6. Aggregation + Comparison: Common Patterns

6.1 Accuracy Calculation

For binary classification:

import numpy as np

# Predicted probabilities (not logits)
pred = np.array([0.2, 0.8, 0.9, 0.3])
# Ground‑truth labels (0 or 1)
target = np.array([0, 1, 1, 0])

# Convert probabilities to class labels at 0.5 threshold
pred_label = (pred > 0.5).astype(np.int32)   # [0 1 1 0]

# Correct predictions
correct = (pred_label == target)             # [ True True True True]

accuracy = np.mean(correct)                  # True=1, False=0
print(accuracy)  # 1.0

The same logic applies in PyTorch.

6.2 Loss with a Mask

loss = np.array([0.1, 0.5, 0.2, 0.9])
mask = np.array([True, False, True, False])

masked_loss = loss[mask]      # [0.1, 0.2]
mean_loss = np.mean(masked_loss)
print(mean_loss)              # 0.15000000000000002

When you want to include only positions that satisfy a condition, the combination of masking + aggregation is very handy.

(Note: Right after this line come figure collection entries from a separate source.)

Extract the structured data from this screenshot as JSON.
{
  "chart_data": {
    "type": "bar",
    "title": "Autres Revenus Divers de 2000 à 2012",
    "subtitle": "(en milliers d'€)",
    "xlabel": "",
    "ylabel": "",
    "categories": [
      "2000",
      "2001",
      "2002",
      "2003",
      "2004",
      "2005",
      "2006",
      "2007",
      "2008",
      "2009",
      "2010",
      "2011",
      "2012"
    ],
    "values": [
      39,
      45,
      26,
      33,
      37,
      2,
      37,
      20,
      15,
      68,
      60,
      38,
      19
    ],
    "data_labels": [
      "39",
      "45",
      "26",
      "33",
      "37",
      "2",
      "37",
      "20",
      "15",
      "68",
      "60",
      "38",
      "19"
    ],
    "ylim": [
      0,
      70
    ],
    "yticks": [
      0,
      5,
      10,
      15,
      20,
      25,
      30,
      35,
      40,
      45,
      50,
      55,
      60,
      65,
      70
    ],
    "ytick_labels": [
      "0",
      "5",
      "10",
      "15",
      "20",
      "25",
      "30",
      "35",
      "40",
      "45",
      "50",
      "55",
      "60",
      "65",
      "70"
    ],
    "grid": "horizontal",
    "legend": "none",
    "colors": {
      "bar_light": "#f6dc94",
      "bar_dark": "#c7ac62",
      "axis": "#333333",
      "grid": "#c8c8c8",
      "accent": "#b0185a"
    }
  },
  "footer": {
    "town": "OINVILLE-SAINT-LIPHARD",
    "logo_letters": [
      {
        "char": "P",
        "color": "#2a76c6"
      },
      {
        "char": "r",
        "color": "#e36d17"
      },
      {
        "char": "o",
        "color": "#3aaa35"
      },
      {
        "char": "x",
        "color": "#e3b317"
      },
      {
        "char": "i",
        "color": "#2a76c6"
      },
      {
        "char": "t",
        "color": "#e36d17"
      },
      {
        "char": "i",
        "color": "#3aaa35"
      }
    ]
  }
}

7. Summary: The Basic Operations Covered Today

  1. Arithmetic (+, -, *, /, **) * Element‑wise by default * Works naturally with scalars
  2. Comparisons (>, <, >=, <=, ==, !=) * Produce boolean arrays * Useful as masks for filtering, counting, or computing accuracy
  3. Aggregation (np.sum, np.mean, np.max, np.min) * Without an axis: whole‑array statistics * With an axis: reduce along a chosen dimension
  4. axis Concept * axis=0 → column‑wise (feature‑wise) in 2‑D * axis=1 → row‑wise (sample‑wise) * In deep learning, common shapes are (batch, feature) or (N, C, H, W)

Becoming comfortable with these basics lets you translate mathematical formulas into NumPy or PyTorch code almost instantly, making complex tensor operations feel natural.